The CMS definition of a hospital “campus” includes the physical area immediately adjacent to the hospital’s main buildings, and other areas and structures that are not strictly contiguous to the main buildings but are located within 250 yards of the main buildings.
These POS codes are to be used for professional services provided to a hospital outpatient regardless of where the face-to-face patient encounter occurs. CMS has advised that payments for services to outpatients who are later admitted as inpatients within three days are bundled when the patient is seen in a wholly owned or wholly operated physician practice, provided the services are clinically related to the reason for the patient’s inpatient admission.
Payment for Global Surgical Packages
Another provision contained in the 2015 MPFS was the elimination of the 10-day and 90-day global surgical packages that bundled follow-up visits with surgical procedures, including some interventional radiology procedures. These were to become 0-day global periods beginning in 2016, but MACRA reversed this portion of the Medicare rules and so the bundling will remain in place for now. CMS will be gathering additional information in order to adjust its rulemaking on this topic in the future.
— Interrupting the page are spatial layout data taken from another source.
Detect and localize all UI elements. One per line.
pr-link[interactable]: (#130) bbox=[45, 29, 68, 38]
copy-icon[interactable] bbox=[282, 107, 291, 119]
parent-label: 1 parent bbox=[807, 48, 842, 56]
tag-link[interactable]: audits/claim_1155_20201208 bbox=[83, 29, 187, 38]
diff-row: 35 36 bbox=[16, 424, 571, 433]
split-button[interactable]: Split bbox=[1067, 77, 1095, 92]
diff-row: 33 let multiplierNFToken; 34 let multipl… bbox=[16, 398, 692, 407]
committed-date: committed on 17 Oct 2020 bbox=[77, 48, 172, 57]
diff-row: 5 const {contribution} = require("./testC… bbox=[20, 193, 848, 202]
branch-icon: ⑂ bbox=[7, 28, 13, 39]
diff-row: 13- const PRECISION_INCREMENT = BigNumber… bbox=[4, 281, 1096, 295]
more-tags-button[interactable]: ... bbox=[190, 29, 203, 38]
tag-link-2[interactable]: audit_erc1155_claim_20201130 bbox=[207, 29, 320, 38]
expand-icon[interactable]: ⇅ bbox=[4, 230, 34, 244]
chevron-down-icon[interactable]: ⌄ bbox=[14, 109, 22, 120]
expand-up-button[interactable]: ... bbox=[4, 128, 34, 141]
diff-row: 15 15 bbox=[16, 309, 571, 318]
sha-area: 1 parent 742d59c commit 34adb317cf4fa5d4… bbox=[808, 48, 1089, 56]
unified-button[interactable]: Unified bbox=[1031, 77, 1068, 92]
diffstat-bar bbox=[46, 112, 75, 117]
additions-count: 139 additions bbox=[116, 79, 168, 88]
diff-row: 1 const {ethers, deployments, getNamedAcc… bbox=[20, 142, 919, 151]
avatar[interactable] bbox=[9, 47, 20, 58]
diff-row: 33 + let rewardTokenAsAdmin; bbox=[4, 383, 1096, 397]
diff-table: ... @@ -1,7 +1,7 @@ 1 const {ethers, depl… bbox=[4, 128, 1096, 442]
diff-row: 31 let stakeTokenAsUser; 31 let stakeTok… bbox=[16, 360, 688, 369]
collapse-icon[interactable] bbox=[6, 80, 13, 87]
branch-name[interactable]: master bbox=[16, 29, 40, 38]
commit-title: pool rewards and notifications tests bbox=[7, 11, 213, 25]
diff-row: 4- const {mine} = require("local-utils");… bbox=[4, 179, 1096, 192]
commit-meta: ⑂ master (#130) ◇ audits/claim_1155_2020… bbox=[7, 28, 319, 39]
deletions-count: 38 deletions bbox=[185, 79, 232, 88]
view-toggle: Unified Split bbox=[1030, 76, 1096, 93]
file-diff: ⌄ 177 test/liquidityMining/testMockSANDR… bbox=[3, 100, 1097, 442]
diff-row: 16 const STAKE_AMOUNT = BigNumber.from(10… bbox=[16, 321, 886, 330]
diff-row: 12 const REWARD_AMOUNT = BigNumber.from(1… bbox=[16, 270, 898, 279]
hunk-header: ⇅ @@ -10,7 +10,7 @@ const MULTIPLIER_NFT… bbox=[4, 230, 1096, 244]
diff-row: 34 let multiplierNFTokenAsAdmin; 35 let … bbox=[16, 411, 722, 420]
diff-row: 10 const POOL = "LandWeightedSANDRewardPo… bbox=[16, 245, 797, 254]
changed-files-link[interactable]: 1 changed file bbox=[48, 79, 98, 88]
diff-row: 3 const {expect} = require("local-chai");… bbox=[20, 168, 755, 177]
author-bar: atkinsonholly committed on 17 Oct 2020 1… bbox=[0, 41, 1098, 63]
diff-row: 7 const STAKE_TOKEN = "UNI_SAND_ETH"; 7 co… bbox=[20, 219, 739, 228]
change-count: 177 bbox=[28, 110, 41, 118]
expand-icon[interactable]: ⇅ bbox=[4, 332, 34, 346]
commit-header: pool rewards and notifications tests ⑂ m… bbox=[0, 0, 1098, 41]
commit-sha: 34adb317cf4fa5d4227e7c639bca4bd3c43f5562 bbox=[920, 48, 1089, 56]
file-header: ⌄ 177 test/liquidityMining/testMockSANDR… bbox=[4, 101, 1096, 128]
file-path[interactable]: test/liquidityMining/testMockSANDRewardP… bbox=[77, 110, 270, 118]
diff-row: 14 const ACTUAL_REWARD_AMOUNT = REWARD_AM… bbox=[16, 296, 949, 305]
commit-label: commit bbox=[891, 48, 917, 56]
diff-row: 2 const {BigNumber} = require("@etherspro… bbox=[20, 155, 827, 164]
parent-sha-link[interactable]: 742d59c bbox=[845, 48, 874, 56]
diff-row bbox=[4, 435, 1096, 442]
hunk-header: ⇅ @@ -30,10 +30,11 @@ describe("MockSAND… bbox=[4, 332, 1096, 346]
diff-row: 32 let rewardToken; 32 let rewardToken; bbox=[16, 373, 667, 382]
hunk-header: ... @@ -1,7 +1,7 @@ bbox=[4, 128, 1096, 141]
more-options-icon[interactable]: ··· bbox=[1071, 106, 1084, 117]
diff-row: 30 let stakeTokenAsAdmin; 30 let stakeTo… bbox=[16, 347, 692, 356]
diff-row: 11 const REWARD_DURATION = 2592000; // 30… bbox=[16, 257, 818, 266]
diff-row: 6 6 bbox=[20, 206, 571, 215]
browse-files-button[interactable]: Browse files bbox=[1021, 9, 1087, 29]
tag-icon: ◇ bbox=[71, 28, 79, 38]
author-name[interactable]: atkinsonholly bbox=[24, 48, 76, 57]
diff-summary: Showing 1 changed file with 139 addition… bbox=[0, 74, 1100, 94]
The Conversion Factor reduction was a surprise following expectations that a 0.5% increase would be applied. This produced mixed results depending on the specialty when compared with the proposed rules published earlier in the year. The continued bundling of procedure codes will have the largest impact on practices based on their individual billing patterns. While no big changes are in store for 2016, greater attention than ever must be placed on the various quality reporting programs – especially PQRS. These will play an increasingly important role in Medicare reimbursement from now on. Contact us to learn more about how to position your practice for successful compliance in the evolving PQRS / VM program.
1 The Medicare fee schedule is determined through a series of calculations. A Relative Value Unit (RVU) is determined by CMS for each procedure, which is a measure of the physician work and practice expenses associated with that procedure. The RVU is multiplied by a dollar amount (CF) that converts the RVUs into a table of fees. The fee table is further modified based on the geographic region in which the physician’s services are performed, to adjust for the cost of living in different parts of the country.
2 The Healthcare Common Procedure Coding System (HCPCS) is the set of codes recognized by CMS for payment of claims in the Medicare program.
3 Current Procedural Terminology (CPT®) is a copyrighted code set developed and maintained by the American Medical Association.